Friday, June 15, 2012

8 Universal Apps to Start your BYOD Classroom:

This piece is a follow up from my last bit on BYOD, Whether You Like It or Not, You MUST Embrace BYOD!!!.  I had lots of great feedback on this thought, but the biggest question was how do you get started.  The best way I know how to start a new idea is begin with what you already have and go from there.  Kids have tons of apps in common, and while their devices may look or operate differently, they all pretty much function the same.

The First Step 

The first step to starting a BYOD classroom is to show kids how their device is a great organizational tool that can lead them to success in the classroom. Here's how.

Selfie Learning...
Kids are some of the most innovative photographers in the world.  Teach them how to walk up to the board to take pictures of their assignments so they won't forget what to do and when it's due.  Show them how to selfie a problem that you taught them so they can study it later.  Real-world math is everywhere.  Assign them to take pictures of where they see math or science concepts outside your classroom. Kids are taking pictures all the time and putting them on Instagram.  Show them how their camera can further their learning.

You've Got Mail...
Email is one of the most tried and true forms of communication.  Districts give students and teachers email accounts, so it is a great platform to teach kids this style of electronic communication.  All teachers use email in every district; therefore, teachers should employ it as a form of communication with students.  Students have questions about assignments or tests, but can't always access the teacher, and let's be honest with ourselves. Students need to learn that face to face communication with the teacher isn't always necessary.  Email is a great tool for beginning BYOD.

Notes on the Go...
Note-taking is a highly effective instructional strategy, and to be successful in college or the work place, you have to know how to take good notes. It's also a high yield instructional strategy.  Virtually every device has some type of note-taking app.  Students need to learn how to utilize the note-taking app on any device.  The benefit of note-taking apps is that students can take notes and never lose them because they never lose their device, right?  Notes can also be reviewed anywhere students need to access them. You don't always have your notes, but you always have your phone. Additionally, notes can be emailed and shared which is definitely a step up from the traditional method of note-taking.  
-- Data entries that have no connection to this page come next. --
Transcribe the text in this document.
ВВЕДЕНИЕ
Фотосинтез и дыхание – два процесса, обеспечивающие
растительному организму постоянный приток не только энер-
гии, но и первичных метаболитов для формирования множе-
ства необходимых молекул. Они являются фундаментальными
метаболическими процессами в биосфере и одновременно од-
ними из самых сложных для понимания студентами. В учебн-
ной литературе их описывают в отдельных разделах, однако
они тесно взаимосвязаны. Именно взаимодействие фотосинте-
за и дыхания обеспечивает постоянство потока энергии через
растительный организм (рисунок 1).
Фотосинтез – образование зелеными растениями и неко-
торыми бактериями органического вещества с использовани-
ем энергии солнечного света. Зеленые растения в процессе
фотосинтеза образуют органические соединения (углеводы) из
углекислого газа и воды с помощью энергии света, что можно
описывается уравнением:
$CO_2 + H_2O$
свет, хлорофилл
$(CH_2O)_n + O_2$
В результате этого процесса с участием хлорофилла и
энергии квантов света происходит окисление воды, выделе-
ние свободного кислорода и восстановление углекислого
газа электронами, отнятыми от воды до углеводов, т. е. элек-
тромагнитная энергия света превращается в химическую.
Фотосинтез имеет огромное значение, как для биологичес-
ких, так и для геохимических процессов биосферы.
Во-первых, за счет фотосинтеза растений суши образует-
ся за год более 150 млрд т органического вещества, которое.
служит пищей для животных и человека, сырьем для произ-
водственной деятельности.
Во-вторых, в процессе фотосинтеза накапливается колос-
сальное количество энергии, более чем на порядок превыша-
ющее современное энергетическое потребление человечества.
You can find virtually any video on any subject whether it be stupid or inspirational.  A lot of times a video can say what you can't.  Content can be delivered in a way that makes sense to students.  Interventions can be offered on the student's time.  I had a student that couldn't understand the content in his PreCal class, but after finding YouTube videos on PreCal concepts, he ended the semester with a B in the course.  YouTube is a great app to enhance your content.
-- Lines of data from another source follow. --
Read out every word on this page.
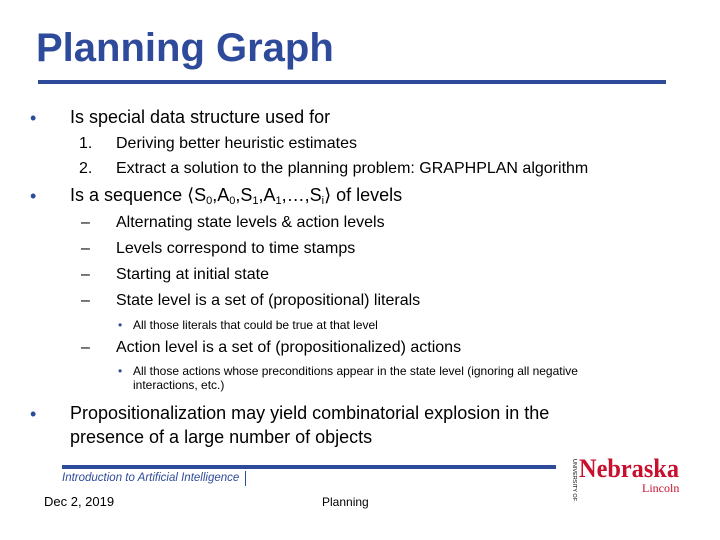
Planning Graph
• Is special data structure used for
1. Deriving better heuristic estimates
2. Extract a solution to the planning problem: GRAPHPLAN algorithm
• Is a sequence $⟨S_0,A_0,S_1,A_1,\dots,S_i⟩$ of levels
– Alternating state levels & action levels
– Levels correspond to time stamps
– Starting at initial state
– State level is a set of (propositional) literals
• All those literals that could be true at that level
– Action level is a set of (propositionalized) actions
• All those actions whose preconditions appear in the state level (ignoring all negative
interactions, etc.)
• Propositionalization may yield combinatorial explosion in the
presence of a large number of objects
Introduction to Artificial Intelligence
Dec 2, 2019	Planning
UNIVERSITY OF Nebraska
Lincoln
Organization starts with a Good Calendar 
Inefficient employees struggle not only with work ethic but with time management.  Calendar apps have lots of functuality to help students put tests, due dates and events into their phone, and then alarms can be set to remind students.  In addition, teachers have tasks that reoccur weekly.  Calendar apps have the ability to schedule events with reoccurrances whether they be daily, weekly, monthly or yearly.  No paper calendar or organizer on earth can match calendar apps.

Teach Kids to be their own Task Master
Keeping up with assignments requires organization.  Like a calendar, task apps help students ensure completion of tasks.  Task apps help students manage progress on large tasks with multiple steps and students can schedule alarms when due dates arrive. The alarm feature is what keeps forgetful students organized.  Every student needs to learn how to use their device to complete tasks without reminders from the teacher or parents.
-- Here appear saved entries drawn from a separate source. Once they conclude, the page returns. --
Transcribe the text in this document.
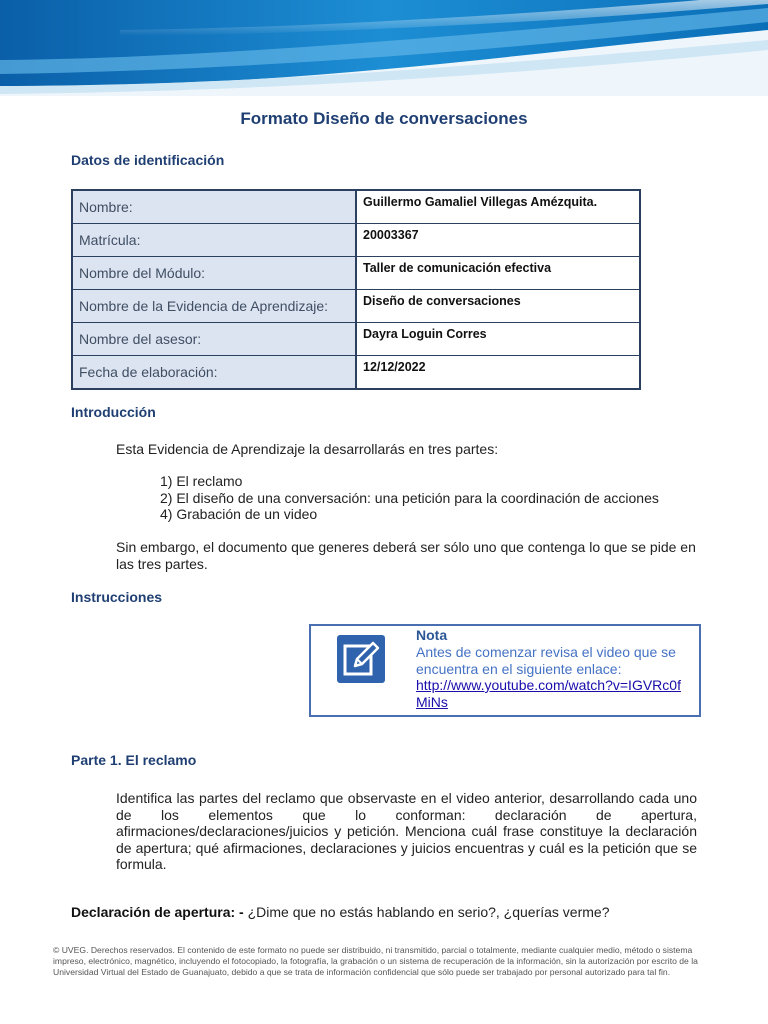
Formato Diseño de conversaciones
Datos de identificación
Nombre:	Guillermo Gamaliel Villegas Amézquita.
Matrícula:	20003367
Nombre del Módulo:	Taller de comunicación efectiva
Nombre de la Evidencia de Aprendizaje:	Diseño de conversaciones
Nombre del asesor:	Dayra Loguin Corres
Fecha de elaboración:	12/12/2022
Introducción
Esta Evidencia de Aprendizaje la desarrollarás en tres partes:
1) El reclamo
2) El diseño de una conversación: una petición para la coordinación de acciones
4) Grabación de un video
Sin embargo, el documento que generes deberá ser sólo uno que contenga lo que se pide en las tres partes.
Instrucciones
Nota
Antes de comenzar revisa el video que se encuentra en el siguiente enlace:
http://www.youtube.com/watch?v=IGVRc0fMiNs
Parte 1. El reclamo
Identifica las partes del reclamo que observaste en el video anterior, desarrollando cada uno de los elementos que lo conforman: declaración de apertura, afirmaciones/declaraciones/juicios y petición. Menciona cuál frase constituye la declaración de apertura; qué afirmaciones, declaraciones y juicios encuentras y cuál es la petición que se formula.
Declaración de apertura: - ¿Dime que no estás hablando en serio?, ¿querías verme?
© UVEG. Derechos reservados. El contenido de este formato no puede ser distribuido, ni transmitido, parcial o totalmente, mediante cualquier medio, método o sistema impreso, electrónico, magnético, incluyendo el fotocopiado, la fotografía, la grabación o un sistema de recuperación de la información, sin la autorización por escrito de la Universidad Virtual del Estado de Guanajuato, debido a que se trata de información confidencial que sólo puede ser trabajado por personal autorizado para tal fin.
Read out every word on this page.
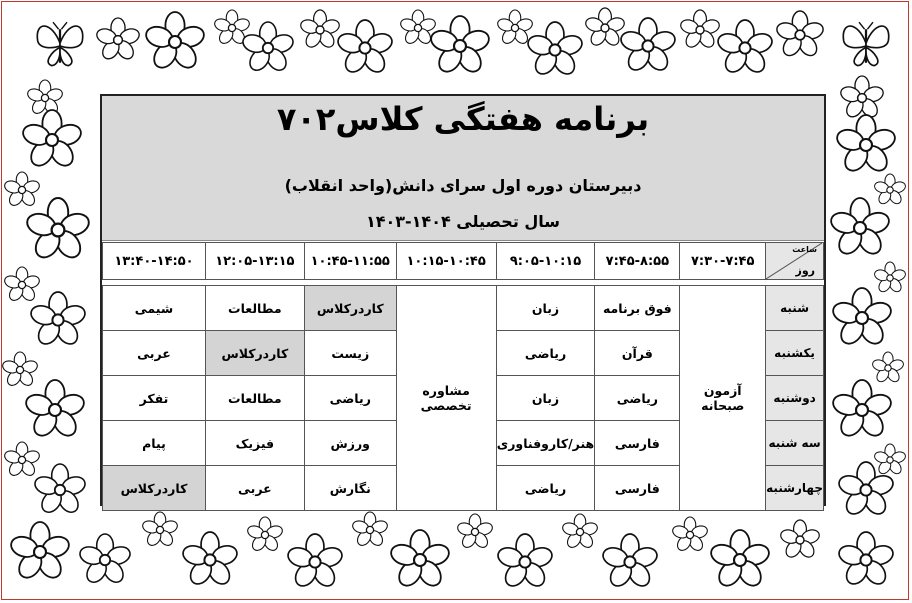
برنامه هفتگی کلاس۷۰۲
دبیرستان دوره اول سرای دانش(واحد انقلاب)
سال تحصیلی ۱۴۰۴-۱۴۰۳
ساعت
روز	۷:۳۰-۷:۴۵	۷:۴۵-۸:۵۵	۹:۰۵-۱۰:۱۵	۱۰:۱۵-۱۰:۴۵	۱۰:۴۵-۱۱:۵۵	۱۲:۰۵-۱۳:۱۵	۱۳:۴۰-۱۴:۵۰

شنبه	آزمون صبحانه	فوق برنامه	زبان	مشاوره تخصصی	کاردرکلاس	مطالعات	شیمی
یکشنبه		قرآن	ریاضی		زیست	کاردرکلاس	عربی
دوشنبه		ریاضی	زبان		ریاضی	مطالعات	تفکر
سه شنبه		فارسی	هنر/کاروفناوری		ورزش	فیزیک	پیام
چهارشنبه		فارسی	ریاضی		نگارش	عربی	کاردرکلاس
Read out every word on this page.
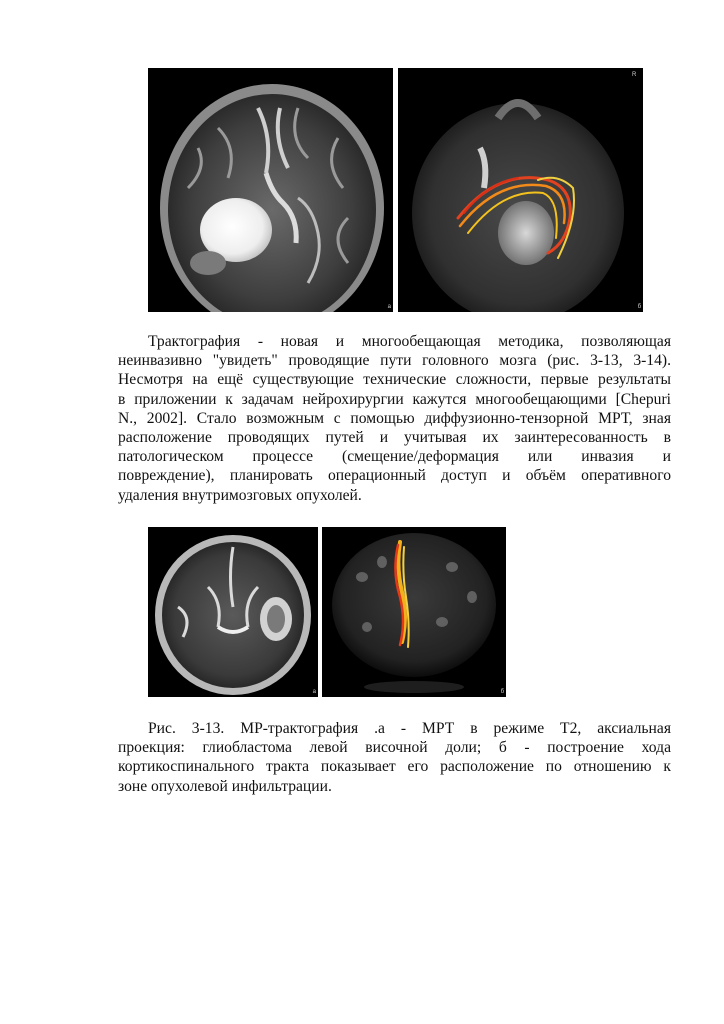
а
R
б
Трактография - новая и многообещающая методика, позволяющая
неинвазивно "увидеть" проводящие пути головного мозга (рис. 3-13, 3-14).
Несмотря на ещё существующие технические сложности, первые результаты
в приложении к задачам нейрохирургии кажутся многообещающими [Chepuri
N., 2002]. Стало возможным с помощью диффузионно-тензорной МРТ, зная
расположение проводящих путей и учитывая их заинтересованность в
патологическом процессе (смещение/деформация или инвазия и
повреждение), планировать операционный доступ и объём оперативного
удаления внутримозговых опухолей.
а	б
Рис. 3-13. МР-трактография .а - МРТ в режиме Т2, аксиальная
проекция: глиобластома левой височной доли; б - построение хода
кортикоспинального тракта показывает его расположение по отношению к
зоне опухолевой инфильтрации.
Special Note - For really important deadlines or really forgetful people like myself, teachers need to teach students how to set alarms to make sure they don't forget or ignore calendar or task alarms.

Text your Mom NOW!!!
Text messaging is the best form of parent communication.  Teach your students to text their parents in class as a part of your communication with the kids.  Have parent announcements on the board along with student announcements and encourage students to keep parents aware of important events such as the ending of grading periods, important test dates, and other events that support parent involvement.

Google It!!!
Students are already looking up stuff on the internet.  They want to know more information on topics that interest them.  Start off class with a question about your lesson that can only be answered with research.  Modeling this form of inquiry in your instruction shows students how to solve problems on a regular basis when you're not around.

Why You Should Do This
Students are more dependent on their devices than ever in the history of mankind, but many students do not know how to use these devices beyond a socially interactive nature.  Learning to many students seems disconnected from the technology sitting in their pockets today.  The sad reality is that students adapt to technology easily, but our instruction doesn't always adapt to students' strengths especially when it comes to technology.  Even worse, we often times fail to show students how to capitalize on those strengths in a way that benefits their learning.

The scary part is this. We must recognize that in 15 years, most work that students will do for a career will be done through a device that sits in the palm of their hands.  We must realize the future presently sits in the palm of each student's hands, and we owe it to them to provide an education that matches that future as much as possible.